Pour faire simple, le montant RGDU (part URSSAF uniquement) retenu correspond à la plus petite des 2 valeurs suivantes :
- Montant des cotisations URSSAF éligibles à la RGDU majoré de 100/90
- Montant total des cotisations et contributions patronales URSSAF dues au titre du salarié (y compris les cotisations URSSAF non éligibles)
Un exemple pour visualiser le calcul
Prenons le cas d’un salarié du BTP, cotisant à une caisse de congés payés, dont l’employeur applique la majoration 100/90 de la RGDU.
Sur ce bulletin :
- Le montant de la réduction correspondant aux cotisations URSSAF éligibles à la RGDU s’élève à 420 €
- Une fois majoré de 100/90, ce montant atteint 420 × 100/90 = 466,67 €
- Le total des cotisations et contributions patronales URSSAF réellement dues pour ce salarié (éligibles et non éligibles cumulées) s’élève à 450 €
Le montant retenu est le plus petit des deux valeurs : 466,67 € (réduction majorée) et 450 € (plafond URSSAF). C’est donc 450 € qui sera effectivement appliqué, et non les 466,67 € théoriques. La majoration ne peut jamais faire dépasser à l’employeur le montant des cotisations URSSAF qu’il doit réellement.
À l’inverse, si le total des cotisations URSSAF dues pour ce même salarié s’élevait à 500 €, le plafond ne jouerait pas : c’est le montant majoré de 466,67 € qui serait retenu, puisqu’il reste inférieur au plafond.
Ce qu’il faut faire de ce calcul en pratique
Un calcul avec autant de nuances, appliqué manuellement sur des dizaines ou des centaines de bulletins, laisse peu de place à l’erreur.
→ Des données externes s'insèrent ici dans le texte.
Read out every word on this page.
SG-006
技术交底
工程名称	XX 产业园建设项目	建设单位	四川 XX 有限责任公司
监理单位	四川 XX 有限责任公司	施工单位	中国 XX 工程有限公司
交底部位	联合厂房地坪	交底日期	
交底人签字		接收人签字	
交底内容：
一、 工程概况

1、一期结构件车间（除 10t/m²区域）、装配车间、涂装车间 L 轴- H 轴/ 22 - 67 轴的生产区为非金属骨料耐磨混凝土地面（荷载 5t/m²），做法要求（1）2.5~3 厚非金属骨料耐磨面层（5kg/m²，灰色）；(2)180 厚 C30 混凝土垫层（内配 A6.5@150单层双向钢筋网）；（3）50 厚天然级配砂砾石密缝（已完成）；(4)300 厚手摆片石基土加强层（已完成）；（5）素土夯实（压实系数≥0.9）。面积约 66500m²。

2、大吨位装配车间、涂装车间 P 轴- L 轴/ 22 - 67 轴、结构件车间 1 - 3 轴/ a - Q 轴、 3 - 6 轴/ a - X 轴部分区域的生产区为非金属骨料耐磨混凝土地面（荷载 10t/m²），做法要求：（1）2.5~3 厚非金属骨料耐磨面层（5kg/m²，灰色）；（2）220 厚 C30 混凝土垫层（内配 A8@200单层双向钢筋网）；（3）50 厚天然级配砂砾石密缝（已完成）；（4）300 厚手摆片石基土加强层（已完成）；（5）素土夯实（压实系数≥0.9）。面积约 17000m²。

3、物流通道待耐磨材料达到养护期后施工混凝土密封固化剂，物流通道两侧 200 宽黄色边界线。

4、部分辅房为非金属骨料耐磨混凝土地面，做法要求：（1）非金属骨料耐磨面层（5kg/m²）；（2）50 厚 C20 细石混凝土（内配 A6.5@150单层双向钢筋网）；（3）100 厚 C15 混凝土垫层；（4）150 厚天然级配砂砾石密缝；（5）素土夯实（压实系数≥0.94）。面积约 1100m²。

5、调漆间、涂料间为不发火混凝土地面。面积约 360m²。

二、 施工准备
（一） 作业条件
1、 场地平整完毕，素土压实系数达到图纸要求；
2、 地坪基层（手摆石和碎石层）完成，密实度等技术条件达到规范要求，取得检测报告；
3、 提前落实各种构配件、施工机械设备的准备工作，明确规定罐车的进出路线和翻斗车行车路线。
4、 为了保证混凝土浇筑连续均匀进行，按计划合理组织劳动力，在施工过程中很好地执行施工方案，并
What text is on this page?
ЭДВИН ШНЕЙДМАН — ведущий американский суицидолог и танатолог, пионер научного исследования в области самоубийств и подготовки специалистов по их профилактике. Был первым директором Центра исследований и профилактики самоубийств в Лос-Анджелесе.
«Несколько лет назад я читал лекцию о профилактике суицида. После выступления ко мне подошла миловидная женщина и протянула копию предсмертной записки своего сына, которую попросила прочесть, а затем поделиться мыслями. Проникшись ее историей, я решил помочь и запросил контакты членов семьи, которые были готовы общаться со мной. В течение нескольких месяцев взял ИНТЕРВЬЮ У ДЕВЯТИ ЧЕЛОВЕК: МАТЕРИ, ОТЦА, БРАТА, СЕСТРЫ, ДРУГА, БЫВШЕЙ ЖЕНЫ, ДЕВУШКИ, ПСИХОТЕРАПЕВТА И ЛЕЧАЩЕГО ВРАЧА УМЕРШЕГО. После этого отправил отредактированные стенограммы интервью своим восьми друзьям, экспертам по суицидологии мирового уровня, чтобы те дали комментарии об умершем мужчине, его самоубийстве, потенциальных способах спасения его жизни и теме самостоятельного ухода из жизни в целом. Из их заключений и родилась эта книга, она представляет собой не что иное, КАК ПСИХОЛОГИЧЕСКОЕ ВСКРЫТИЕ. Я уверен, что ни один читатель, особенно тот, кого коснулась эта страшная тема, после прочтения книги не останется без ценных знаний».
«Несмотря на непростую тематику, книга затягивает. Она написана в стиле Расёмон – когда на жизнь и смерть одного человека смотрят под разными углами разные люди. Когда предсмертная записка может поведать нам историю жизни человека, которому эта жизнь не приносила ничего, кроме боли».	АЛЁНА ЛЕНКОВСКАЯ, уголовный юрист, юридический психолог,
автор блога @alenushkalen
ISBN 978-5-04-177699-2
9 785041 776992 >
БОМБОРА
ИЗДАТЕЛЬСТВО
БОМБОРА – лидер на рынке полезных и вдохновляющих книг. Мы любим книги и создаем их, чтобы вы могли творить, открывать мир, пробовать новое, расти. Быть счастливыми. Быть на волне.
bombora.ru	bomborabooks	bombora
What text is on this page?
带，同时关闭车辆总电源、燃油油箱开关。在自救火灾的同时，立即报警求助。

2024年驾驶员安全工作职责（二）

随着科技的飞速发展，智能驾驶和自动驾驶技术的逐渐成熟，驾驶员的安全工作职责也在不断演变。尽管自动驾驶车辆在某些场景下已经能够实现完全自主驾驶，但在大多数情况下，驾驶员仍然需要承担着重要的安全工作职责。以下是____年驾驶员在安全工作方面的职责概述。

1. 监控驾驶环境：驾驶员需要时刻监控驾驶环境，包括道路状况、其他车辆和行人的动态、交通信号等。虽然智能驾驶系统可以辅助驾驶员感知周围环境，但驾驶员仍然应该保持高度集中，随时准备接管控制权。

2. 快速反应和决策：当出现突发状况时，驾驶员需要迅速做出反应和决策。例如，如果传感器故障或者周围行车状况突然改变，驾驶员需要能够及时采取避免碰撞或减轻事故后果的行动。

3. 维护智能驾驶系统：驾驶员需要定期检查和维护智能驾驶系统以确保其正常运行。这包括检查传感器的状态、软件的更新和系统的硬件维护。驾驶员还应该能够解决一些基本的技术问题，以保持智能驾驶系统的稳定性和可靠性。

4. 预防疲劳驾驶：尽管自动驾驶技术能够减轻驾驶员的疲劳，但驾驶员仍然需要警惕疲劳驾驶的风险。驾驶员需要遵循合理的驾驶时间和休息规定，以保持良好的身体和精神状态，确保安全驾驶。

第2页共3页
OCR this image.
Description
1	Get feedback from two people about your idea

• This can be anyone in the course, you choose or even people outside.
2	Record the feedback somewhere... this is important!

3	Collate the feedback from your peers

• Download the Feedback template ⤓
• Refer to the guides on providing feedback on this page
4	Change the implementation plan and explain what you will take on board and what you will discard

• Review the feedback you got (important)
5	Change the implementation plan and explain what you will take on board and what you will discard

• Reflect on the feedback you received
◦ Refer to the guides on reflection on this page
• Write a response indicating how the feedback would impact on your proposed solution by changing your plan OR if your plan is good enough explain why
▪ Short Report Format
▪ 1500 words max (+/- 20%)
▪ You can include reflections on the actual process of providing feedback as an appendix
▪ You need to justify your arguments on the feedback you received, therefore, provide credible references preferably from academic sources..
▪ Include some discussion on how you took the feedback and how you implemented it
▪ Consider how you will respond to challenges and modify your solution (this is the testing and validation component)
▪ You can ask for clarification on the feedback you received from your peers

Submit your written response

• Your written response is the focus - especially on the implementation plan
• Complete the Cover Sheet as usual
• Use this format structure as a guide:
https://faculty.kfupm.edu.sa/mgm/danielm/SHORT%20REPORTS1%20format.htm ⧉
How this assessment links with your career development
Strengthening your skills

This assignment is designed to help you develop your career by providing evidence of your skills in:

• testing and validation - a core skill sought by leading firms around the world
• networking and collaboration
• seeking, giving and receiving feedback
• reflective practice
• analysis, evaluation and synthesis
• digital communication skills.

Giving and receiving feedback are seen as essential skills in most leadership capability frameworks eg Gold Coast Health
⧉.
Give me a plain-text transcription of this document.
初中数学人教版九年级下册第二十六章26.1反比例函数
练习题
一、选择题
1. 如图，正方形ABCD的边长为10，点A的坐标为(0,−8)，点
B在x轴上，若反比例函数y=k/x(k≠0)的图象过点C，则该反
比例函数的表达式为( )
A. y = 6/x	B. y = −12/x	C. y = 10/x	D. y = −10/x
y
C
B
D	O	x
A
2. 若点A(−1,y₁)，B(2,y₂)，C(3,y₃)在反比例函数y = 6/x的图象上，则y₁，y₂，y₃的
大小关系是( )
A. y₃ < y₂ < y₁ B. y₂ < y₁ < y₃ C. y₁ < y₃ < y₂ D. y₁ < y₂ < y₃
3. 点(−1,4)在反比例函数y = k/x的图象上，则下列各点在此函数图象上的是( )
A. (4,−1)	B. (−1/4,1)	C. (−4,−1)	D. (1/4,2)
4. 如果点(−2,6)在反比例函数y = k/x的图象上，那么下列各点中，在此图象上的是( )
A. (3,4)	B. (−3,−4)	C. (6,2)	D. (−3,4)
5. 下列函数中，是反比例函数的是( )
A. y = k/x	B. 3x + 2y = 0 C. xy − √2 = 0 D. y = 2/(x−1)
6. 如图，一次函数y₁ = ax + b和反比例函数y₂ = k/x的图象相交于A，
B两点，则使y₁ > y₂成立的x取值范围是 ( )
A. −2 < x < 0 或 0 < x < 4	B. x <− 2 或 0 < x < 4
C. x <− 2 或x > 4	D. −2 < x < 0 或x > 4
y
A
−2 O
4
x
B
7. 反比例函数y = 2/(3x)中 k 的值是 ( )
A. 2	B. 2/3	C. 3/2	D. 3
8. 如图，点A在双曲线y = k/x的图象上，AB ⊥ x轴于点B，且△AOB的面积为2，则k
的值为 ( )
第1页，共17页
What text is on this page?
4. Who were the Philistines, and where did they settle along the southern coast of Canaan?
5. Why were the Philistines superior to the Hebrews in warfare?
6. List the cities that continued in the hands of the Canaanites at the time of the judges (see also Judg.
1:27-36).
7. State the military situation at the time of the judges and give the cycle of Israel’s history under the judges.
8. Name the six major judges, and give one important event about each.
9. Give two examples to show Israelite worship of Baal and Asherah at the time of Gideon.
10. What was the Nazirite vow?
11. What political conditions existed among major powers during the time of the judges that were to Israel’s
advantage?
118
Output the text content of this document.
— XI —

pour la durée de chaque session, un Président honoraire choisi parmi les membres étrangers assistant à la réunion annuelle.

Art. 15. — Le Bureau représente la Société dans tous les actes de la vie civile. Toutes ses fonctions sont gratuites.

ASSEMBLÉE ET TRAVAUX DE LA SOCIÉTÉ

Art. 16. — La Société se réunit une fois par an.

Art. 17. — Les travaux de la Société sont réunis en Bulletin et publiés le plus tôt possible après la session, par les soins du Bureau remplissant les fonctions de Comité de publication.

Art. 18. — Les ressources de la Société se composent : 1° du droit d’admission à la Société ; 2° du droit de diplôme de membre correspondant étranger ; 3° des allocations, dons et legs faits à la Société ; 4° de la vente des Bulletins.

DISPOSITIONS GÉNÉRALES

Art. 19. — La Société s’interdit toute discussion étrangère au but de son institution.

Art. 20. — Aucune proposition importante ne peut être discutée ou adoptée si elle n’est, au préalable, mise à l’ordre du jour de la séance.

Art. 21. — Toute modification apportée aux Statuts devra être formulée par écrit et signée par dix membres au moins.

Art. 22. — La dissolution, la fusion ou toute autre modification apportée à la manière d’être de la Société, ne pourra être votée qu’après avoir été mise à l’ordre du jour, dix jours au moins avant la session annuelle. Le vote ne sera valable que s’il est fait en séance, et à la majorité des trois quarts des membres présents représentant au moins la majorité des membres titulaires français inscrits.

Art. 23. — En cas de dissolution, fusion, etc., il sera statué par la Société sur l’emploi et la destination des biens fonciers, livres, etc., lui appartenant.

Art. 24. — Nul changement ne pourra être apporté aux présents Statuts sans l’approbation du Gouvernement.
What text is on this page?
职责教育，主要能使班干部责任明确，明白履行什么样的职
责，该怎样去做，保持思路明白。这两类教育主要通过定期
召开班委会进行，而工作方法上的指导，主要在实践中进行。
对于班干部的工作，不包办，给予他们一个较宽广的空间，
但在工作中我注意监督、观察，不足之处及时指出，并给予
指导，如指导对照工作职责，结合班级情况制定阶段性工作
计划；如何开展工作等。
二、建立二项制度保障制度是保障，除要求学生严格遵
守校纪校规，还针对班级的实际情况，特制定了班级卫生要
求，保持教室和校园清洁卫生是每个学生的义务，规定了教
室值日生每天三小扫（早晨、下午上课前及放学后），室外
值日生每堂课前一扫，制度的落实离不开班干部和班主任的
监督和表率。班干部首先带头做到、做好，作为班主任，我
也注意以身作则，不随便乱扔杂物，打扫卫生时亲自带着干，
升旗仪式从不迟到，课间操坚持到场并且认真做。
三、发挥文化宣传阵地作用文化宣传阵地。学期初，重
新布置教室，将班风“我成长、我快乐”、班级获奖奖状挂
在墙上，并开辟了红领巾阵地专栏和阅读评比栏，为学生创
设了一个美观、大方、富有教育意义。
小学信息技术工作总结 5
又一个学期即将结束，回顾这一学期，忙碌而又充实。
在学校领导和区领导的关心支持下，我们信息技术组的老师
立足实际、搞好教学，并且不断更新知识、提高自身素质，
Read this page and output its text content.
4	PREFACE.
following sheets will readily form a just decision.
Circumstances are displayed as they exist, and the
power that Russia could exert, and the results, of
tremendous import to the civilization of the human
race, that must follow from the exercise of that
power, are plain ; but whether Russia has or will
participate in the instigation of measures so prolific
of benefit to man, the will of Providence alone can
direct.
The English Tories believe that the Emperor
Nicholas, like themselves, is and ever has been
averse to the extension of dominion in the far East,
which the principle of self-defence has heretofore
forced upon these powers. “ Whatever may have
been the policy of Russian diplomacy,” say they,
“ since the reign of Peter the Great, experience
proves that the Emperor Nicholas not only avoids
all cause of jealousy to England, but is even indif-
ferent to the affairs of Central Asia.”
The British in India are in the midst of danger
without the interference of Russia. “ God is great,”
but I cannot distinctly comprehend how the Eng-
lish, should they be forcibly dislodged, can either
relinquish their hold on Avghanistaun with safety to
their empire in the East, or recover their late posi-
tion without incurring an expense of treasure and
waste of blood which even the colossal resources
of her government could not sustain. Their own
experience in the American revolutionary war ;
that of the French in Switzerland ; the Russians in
Et la majoration 100/90 n’est pas le seul paramètre de la RGDU à surveiller : le gel du paramètre SMIC décidé en juin 2026 en est un autre exemple récent. YeapPaye applique automatiquement la bonne assiette de calcul pour chaque salarié concerné par la majoration 100/90.
FAQ
Qu’est-ce que la majoration 100/90 de la RGDU ?
C’est un coefficient qui augmente le montant théorique de la réduction générale de charges sociales pour les entreprises cotisant à une caisse de congés payés, afin de neutraliser l’impact de ce régime spécifique.
La cotisation à la caisse de congés payés entre-t-elle dans le calcul du plafond de la RGDU majorée ?
Non. Malgré une lecture possible du paragraphe 330 du BOSS, la cotisation à la caisse de congés payés n’entre jamais dans le calcul du montant maximal de la réduction majorée.
Le plafond de la RGDU majorée inclut-il les cotisations AGIRC-ARRCO ?
Non. Le paragraphe 330 du BOSS ne vise que la part de réduction concernant les cotisations URSSAF. La part AGIRC-ARRCO est exclue de ce montant maximal.
Quelles cotisations sont prises en compte dans le plafond URSSAF de la RGDU ?
Les cotisations URSSAF éligibles et non éligibles à la réduction générale présentes sur le bulletin du salarié : maladie-maternité-invalidité-décès, allocations familiales, AT/MP, vieillesse, chômage, FNAL, versement mobilité, forfait social, formation professionnelle et taxe d’apprentissage notamment.





Comment calculer le montant final de la RGDU majorée ?
Le montant retenu est le plus petit des deux montants suivants : les cotisations URSSAF éligibles majorées de 100/90, ou le total des cotisations et contributions patronales URSSAF dues pour le salarié.